Sobrecarga de trabajo: malo para nuestros estudios

Sobrecarga de trabajo

Cuando estábamos en la escuela, nos sucedía una cosa bastante interesante: la cantidad de deberes que teníamos podía llegar a ser tan grande que apenas nos quedaba tiempo para el ocio. Básicamente, estábamos todo el día haciendo ejercicios. Aprendiendo, eso si, las asignaturas que teníamos, pero invirtiendo una gran cantidad de tiempo en este tipo de trabajos. Al final nos llevábamos a casa una gran sobrecarga.

Es evidente que no podemos ni estudiar mucho, ni estudiar poco. Si lo hacemos poco, recibiremos resultados mayormente desastrosos. Nos tendremos que poner las pilas para poder llegar al aprobado raspado. En el caso de que lo hagamos mucho (muchísimo), nuestra cabeza podría verse colapsada y no responder adecuadamente.

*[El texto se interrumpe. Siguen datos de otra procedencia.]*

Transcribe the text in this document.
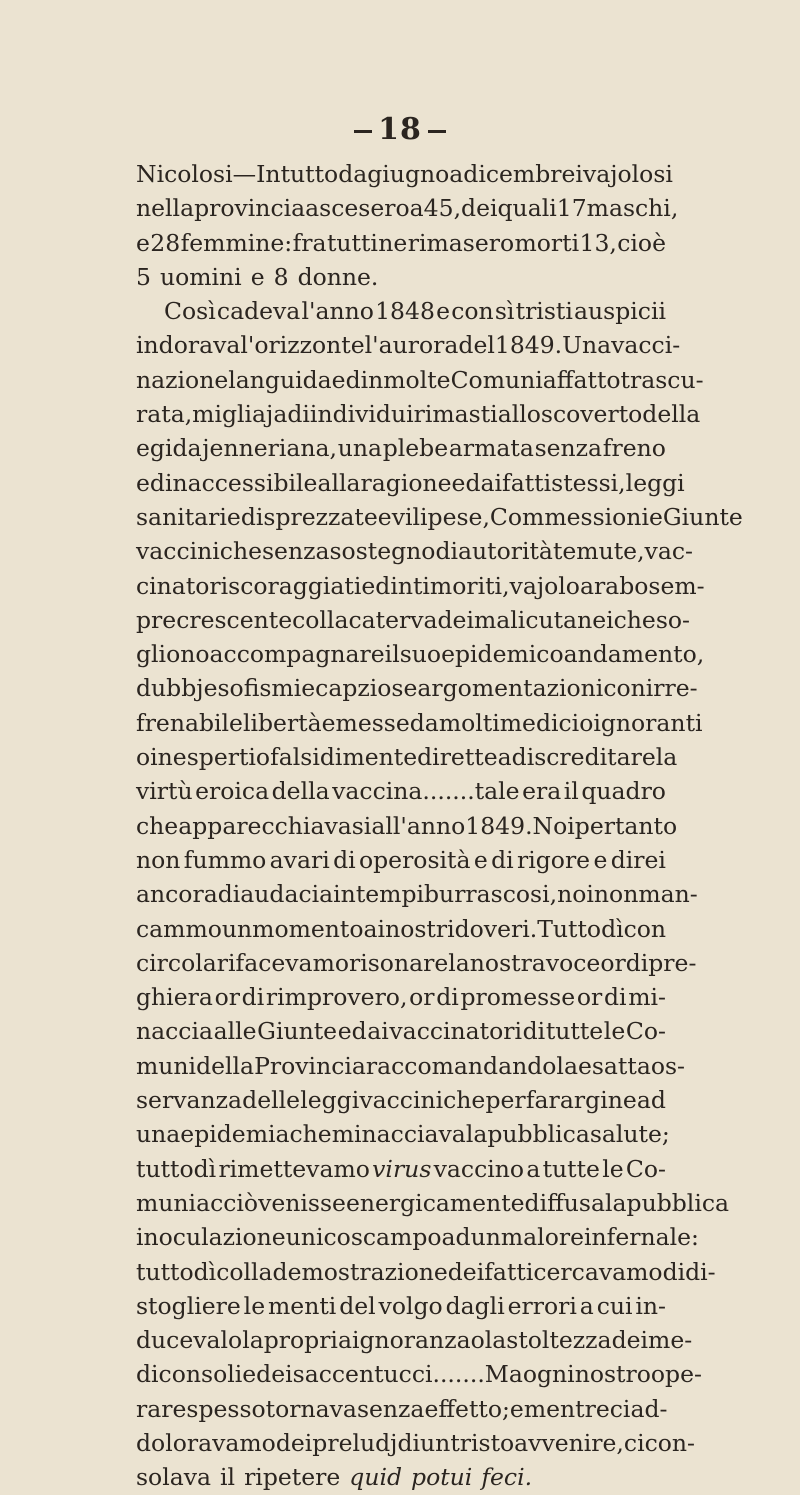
18
Nicolosi — In tutto da giugno a dicembre i vajolosi
nella provincia ascesero a 45 , dei quali 17 maschi,
e 28 femmine: fra tutti ne rimasero morti 13, cioè
5 uomini e 8 donne.
Così cadeva l'anno 1848 e con sì tristi auspicii
indorava l'orizzonte l'aurora del 1849. Una vacci-
nazione languida ed in molte Comuni affatto trascu-
rata, migliaja di individui rimasti allo scoverto della
egida jenneriana, una plebe armata senza freno
ed inaccessibile alla ragione ed ai fatti stessi, leggi
sanitarie disprezzate e vilipese, Commessioni e Giunte
vacciniche senza sostegno di autorità temute, vac-
cinatori scoraggiati ed intimoriti, vajolo arabo sem-
pre crescente colla caterva dei mali cutanei che so-
gliono accompagnare il suo epidemico andamento,
dubbj e sofismi e capziose argomentazioni con irre-
frenabile libertà emesse da molti medici o ignoranti
o inesperti o falsi di mente dirette a discreditare la
virtù eroica della vaccina.......tale era il quadro
che apparecchiavasi all'anno 1849. Noi pertanto
non fummo avari di operosità e di rigore e direi
ancora di audacia in tempi burrascosi, noi non man-
cammo un momento ai nostri doveri. Tuttodì con
circolari facevamo risonare la nostra voce or di pre-
ghiera or di rimprovero, or di promesse or di mi-
naccia alle Giunte ed ai vaccinatori di tutte le Co-
muni della Provincia raccomandando la esatta os-
servanza delle leggi vacciniche per far argine ad
una epidemia che minacciava la pubblica salute;
tuttodì rimettevamo virus vaccino a tutte le Co-
muni acciò venisse energicamente diffusa la pubblica
inoculazione unico scampo ad un malore infernale:
tuttodì colla demostrazione dei fatti cercavamo di di-
stogliere le menti del volgo dagli errori a cui in-
ducevalo la propria ignoranza o la stoltezza dei me-
diconsoli e dei saccentucci.......Ma ogni nostro ope-
rare spesso tornava senza effetto; e mentre ci ad-
doloravamo dei preludj di un tristo avvenire, ci con-
solava il ripetere quid potui feci.
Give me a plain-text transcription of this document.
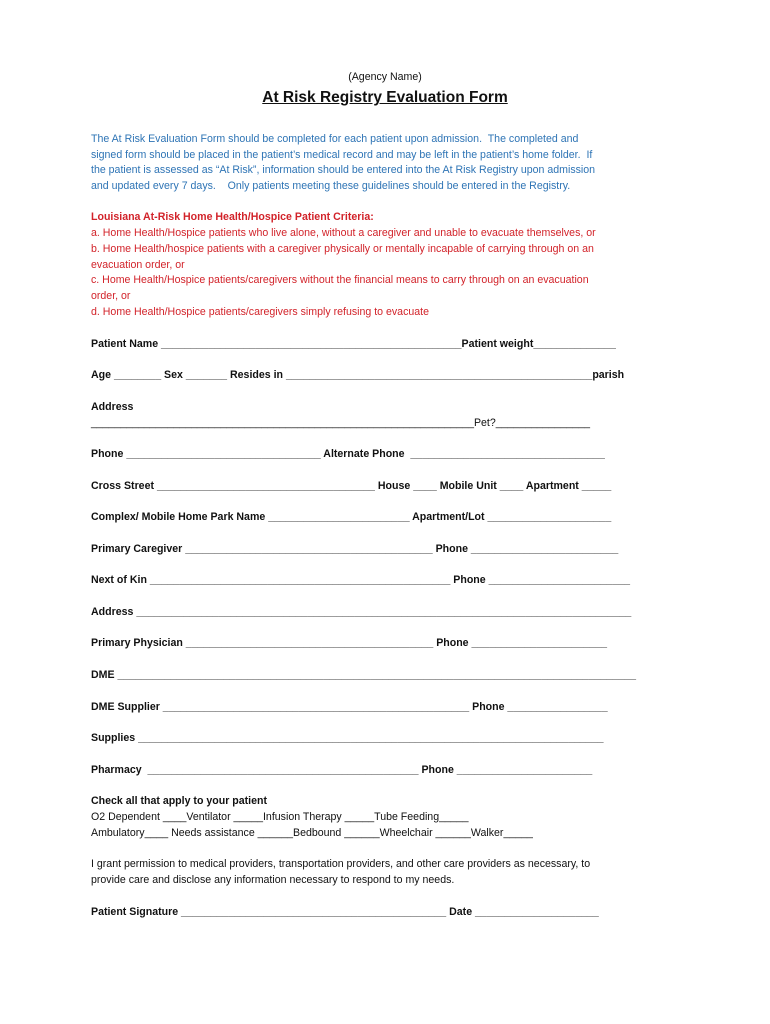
(Agency Name)
At Risk Registry Evaluation Form
The At Risk Evaluation Form should be completed for each patient upon admission.  The completed and
signed form should be placed in the patient’s medical record and may be left in the patient’s home folder.  If
the patient is assessed as “At Risk”, information should be entered into the At Risk Registry upon admission
and updated every 7 days.    Only patients meeting these guidelines should be entered in the Registry.
Louisiana At-Risk Home Health/Hospice Patient Criteria:
a. Home Health/Hospice patients who live alone, without a caregiver and unable to evacuate themselves, or
b. Home Health/hospice patients with a caregiver physically or mentally incapable of carrying through on an
evacuation order, or
c. Home Health/Hospice patients/caregivers without the financial means to carry through on an evacuation
order, or
d. Home Health/Hospice patients/caregivers simply refusing to evacuate
Patient Name ___________________________________________________Patient weight______________
Age ________ Sex _______ Resides in ____________________________________________________parish
Address
_________________________________________________________________Pet?________________
Phone _________________________________ Alternate Phone  _________________________________
Cross Street _____________________________________ House ____ Mobile Unit ____ Apartment _____
Complex/ Mobile Home Park Name ________________________ Apartment/Lot _____________________
Primary Caregiver __________________________________________ Phone _________________________
Next of Kin ___________________________________________________ Phone ________________________
Address ____________________________________________________________________________________
Primary Physician __________________________________________ Phone _______________________
DME ________________________________________________________________________________________
DME Supplier ____________________________________________________ Phone _________________
Supplies _______________________________________________________________________________
Pharmacy  ______________________________________________ Phone _______________________
Check all that apply to your patient
O2 Dependent ____Ventilator _____Infusion Therapy _____Tube Feeding_____
Ambulatory____ Needs assistance ______Bedbound ______Wheelchair ______Walker_____
I grant permission to medical providers, transportation providers, and other care providers as necessary, to
provide care and disclose any information necessary to respond to my needs.
Patient Signature _____________________________________________ Date _____________________
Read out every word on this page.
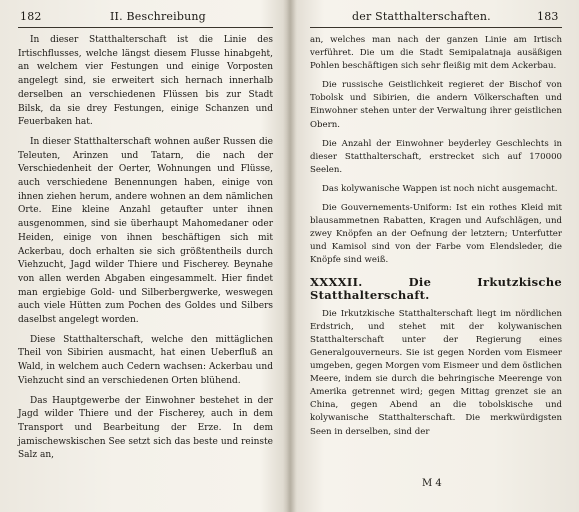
182	II. Beschreibung

In dieser Statthalterschaft ist die Linie des Irtischflusses, welche längst diesem Flusse hinabgeht, an welchem vier Festungen und einige Vorposten angelegt sind, sie erweitert sich hernach innerhalb derselben an verschiedenen Flüssen bis zur Stadt Bilsk, da sie drey Festungen, einige Schanzen und Feuerbaken hat.

In dieser Statthalterschaft wohnen außer Russen die Teleuten, Arinzen und Tatarn, die nach der Verschiedenheit der Oerter, Wohnungen und Flüsse, auch verschiedene Benennungen haben, einige von ihnen ziehen herum, andere wohnen an dem nämlichen Orte. Eine kleine Anzahl getaufter unter ihnen ausgenommen, sind sie überhaupt Mahomedaner oder Heiden, einige von ihnen beschäftigen sich mit Ackerbau, doch erhalten sie sich größtentheils durch Viehzucht, Jagd wilder Thiere und Fischerey. Beynahe von allen werden Abgaben eingesammelt. Hier findet man ergiebige Gold- und Silberbergwerke, weswegen auch viele Hütten zum Pochen des Goldes und Silbers daselbst angelegt worden.

Diese Statthalterschaft, welche den mittäglichen Theil von Sibirien ausmacht, hat einen Ueberfluß an Wald, in welchem auch Cedern wachsen: Ackerbau und Viehzucht sind an verschiedenen Orten blühend.

Das Hauptgewerbe der Einwohner bestehet in der Jagd wilder Thiere und der Fischerey, auch in dem Transport und Bearbeitung der Erze. In dem jamischewskischen See setzt sich das beste und reinste Salz an,

der Statthalterschaften.	183

an, welches man nach der ganzen Linie am Irtisch verführet. Die um die Stadt Semipalatnaja ausäßigen Pohlen beschäftigen sich sehr fleißig mit dem Ackerbau.

Die russische Geistlichkeit regieret der Bischof von Tobolsk und Sibirien, die andern Völkerschaften und Einwohner stehen unter der Verwaltung ihrer geistlichen Obern.

Die Anzahl der Einwohner beyderley Geschlechts in dieser Statthalterschaft, erstrecket sich auf 170000 Seelen.

Das kolywanische Wappen ist noch nicht ausgemacht.

Die Gouvernements-Uniform: Ist ein rothes Kleid mit blausammetnen Rabatten, Kragen und Aufschlägen, und zwey Knöpfen an der Oefnung der letztern; Unterfutter und Kamisol sind von der Farbe vom Elendsleder, die Knöpfe sind weiß.

XXXXII. Die Irkutzkische Statthalterschaft.

Die Irkutzkische Statthalterschaft liegt im nördlichen Erdstrich, und stehet mit der kolywanischen Statthalterschaft unter der Regierung eines Generalgouverneurs. Sie ist gegen Norden vom Eismeer umgeben, gegen Morgen vom Eismeer und dem östlichen Meere, indem sie durch die behringische Meerenge von Amerika getrennet wird; gegen Mittag grenzet sie an China, gegen Abend an die tobolskische und kolywanische Statthalterschaft. Die merkwürdigsten Seen in derselben, sind der

M 4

La solución se encuentra en estudiar en su justa medida, trabajando para que todo se haga bien.

No esperéis que una sobrecarga de trabajo para a ser bueno para vosotros. Todo lo contrario. No sólo os quitará tiempo (que a veces invertiréis en cosas vanas), sino que también os veréis obligados a bajar un poco el ritmo ante lo que estáis viviendo. Será mejor que os organicéis un poco con el fin de que podáis estudiar un poco todos los días y, así, ir avanzando todo lo posible. Estamos seguros de que al final llegaréis a conseguir vuestro objetivo.

Nos gustaría que nos contarais vuestras experiencias. ¿Pensáis que la sobrecarga de trabajo es mala? ¿habéis puesto ya medidas de por medio para evitar resultados malos? Estamos seguros de que ya os habéis dado cuenta de que lo que estáis haciendo no es especialmente bueno.